Fourth of July weekend, we were riding about the farm and I asked Dad to see the alfalfa field. We turned a corner and past two large cedar trees, there opened up a great hidden hill covered in these soft little green plants with purple stocks.
In order to offer our Angus cattle a high protein and nutritionally dense ration, we’ve often turned to Alfalfa to be a main staple of their dinner plate. In years past, we’ve bought Alfalfa from Illinois and trucked it in. Two years ago, our local seed distributor encouraged us to try a new variety of Alfalfa called Alfagraze.
We tried it out last year and were very happy with our results. Alfalfa is totally different than grasses we normally bale. It has a very interesting look. It is actually a little bush with leaves on it instead of a blade of grass with a seed head. When it blooms purple, its time to harvest. Alfalfa is cut and allowed to dry but must be baled while its damp or else the leaves fall off. We have baled it at night or late evening just after the dew has fallen. Getting the “cure” correct on the Alfafa determines your protein content. It normally is baled into square bales but we didn’t have a square baler. We used our round baler and it has worked just fine. So, if you are looking for an alternative staple, you might consider this for your own farm.

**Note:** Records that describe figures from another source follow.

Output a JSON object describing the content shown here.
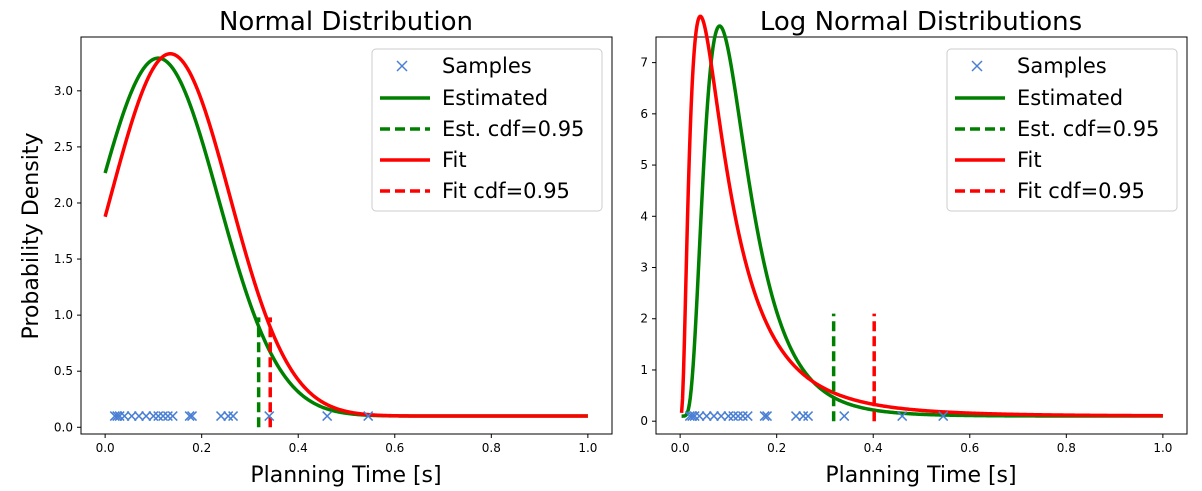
{
  "chart_data": [
    {
      "type": "line",
      "title": "Normal Distribution",
      "xlabel": "Planning Time [s]",
      "ylabel": "Probability Density",
      "xlim": [
        -0.05,
        1.05
      ],
      "ylim": [
        -0.06,
        3.48
      ],
      "xticks": [
        0.0,
        0.2,
        0.4,
        0.6,
        0.8,
        1.0
      ],
      "xtick_labels": [
        "0.0",
        "0.2",
        "0.4",
        "0.6",
        "0.8",
        "1.0"
      ],
      "yticks": [
        0.0,
        0.5,
        1.0,
        1.5,
        2.0,
        2.5,
        3.0
      ],
      "ytick_labels": [
        "0.0",
        "0.5",
        "1.0",
        "1.5",
        "2.0",
        "2.5",
        "3.0"
      ],
      "legend_position": "top-right",
      "legend": [
        {
          "label": "Samples",
          "kind": "marker",
          "color": "#4a7fd4"
        },
        {
          "label": "Estimated",
          "kind": "line",
          "color": "#008000"
        },
        {
          "label": "Est. cdf=0.95",
          "kind": "dashed",
          "color": "#008000"
        },
        {
          "label": "Fit",
          "kind": "line",
          "color": "#ff0000"
        },
        {
          "label": "Fit cdf=0.95",
          "kind": "dashed",
          "color": "#ff0000"
        }
      ],
      "samples": {
        "y": 0.1,
        "x": [
          0.02,
          0.025,
          0.03,
          0.04,
          0.055,
          0.07,
          0.085,
          0.1,
          0.11,
          0.12,
          0.13,
          0.14,
          0.175,
          0.18,
          0.24,
          0.255,
          0.265,
          0.34,
          0.46,
          0.545
        ]
      },
      "series": [
        {
          "name": "Estimated",
          "dist": "normal",
          "mu": 0.11,
          "sigma": 0.125,
          "offset": 0.1,
          "color": "#008000"
        },
        {
          "name": "Fit",
          "dist": "normal",
          "mu": 0.135,
          "sigma": 0.1235,
          "offset": 0.1,
          "color": "#ff0000"
        }
      ],
      "cdf_lines": [
        {
          "name": "Est. cdf=0.95",
          "x": 0.318,
          "ymax": 0.98,
          "color": "#008000"
        },
        {
          "name": "Fit cdf=0.95",
          "x": 0.342,
          "ymax": 0.98,
          "color": "#ff0000"
        }
      ]
    },
    {
      "type": "line",
      "title": "Log Normal Distributions",
      "xlabel": "Planning Time [s]",
      "ylabel": "",
      "xlim": [
        -0.05,
        1.05
      ],
      "ylim": [
        -0.25,
        7.5
      ],
      "xticks": [
        0.0,
        0.2,
        0.4,
        0.6,
        0.8,
        1.0
      ],
      "xtick_labels": [
        "0.0",
        "0.2",
        "0.4",
        "0.6",
        "0.8",
        "1.0"
      ],
      "yticks": [
        0,
        1,
        2,
        3,
        4,
        5,
        6,
        7
      ],
      "ytick_labels": [
        "0",
        "1",
        "2",
        "3",
        "4",
        "5",
        "6",
        "7"
      ],
      "legend_position": "top-right",
      "legend": [
        {
          "label": "Samples",
          "kind": "marker",
          "color": "#4a7fd4"
        },
        {
          "label": "Estimated",
          "kind": "line",
          "color": "#008000"
        },
        {
          "label": "Est. cdf=0.95",
          "kind": "dashed",
          "color": "#008000"
        },
        {
          "label": "Fit",
          "kind": "line",
          "color": "#ff0000"
        },
        {
          "label": "Fit cdf=0.95",
          "kind": "dashed",
          "color": "#ff0000"
        }
      ],
      "samples": {
        "y": 0.1,
        "x": [
          0.02,
          0.025,
          0.03,
          0.04,
          0.055,
          0.07,
          0.085,
          0.1,
          0.11,
          0.12,
          0.13,
          0.14,
          0.175,
          0.18,
          0.24,
          0.255,
          0.265,
          0.34,
          0.46,
          0.545
        ]
      },
      "series": [
        {
          "name": "Estimated",
          "dist": "lognormal",
          "mu": -2.2,
          "sigma": 0.55,
          "offset": 0.1,
          "color": "#008000"
        },
        {
          "name": "Fit",
          "dist": "lognormal",
          "mu": -2.45,
          "sigma": 0.85,
          "offset": 0.1,
          "color": "#ff0000"
        }
      ],
      "cdf_lines": [
        {
          "name": "Est. cdf=0.95",
          "x": 0.318,
          "ymax": 2.1,
          "color": "#008000"
        },
        {
          "name": "Fit cdf=0.95",
          "x": 0.402,
          "ymax": 2.1,
          "color": "#ff0000"
        }
      ]
    }
  ]
}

We are hoping to get four cuttings this year. If you had adequate water, you could cut alfalfa once a month or every twenty eight days. Dad was able to revive an old sprayer and has begun to water this field. Hopefully, it will have a better yield after it receives sufficient water. We collected samples and sent them to Midwest Labs for testing and found our protein content to be around 18%-19%. We were pleased with this as normal national averages for midwestern Alfalfa growers is no more than 25%. It sure beats the pants off of our regular hay which averages about 8%. Even though Alfalfa is a high protein food source, take caution as too much can give your stock scours.
The Alfagraze that we planted will be perennial for about five years. After that time period, your stand of forage will begin to diminish until about the five year mark when it will need to be replanted. To keep your field in full standing, plan to replant about every five years.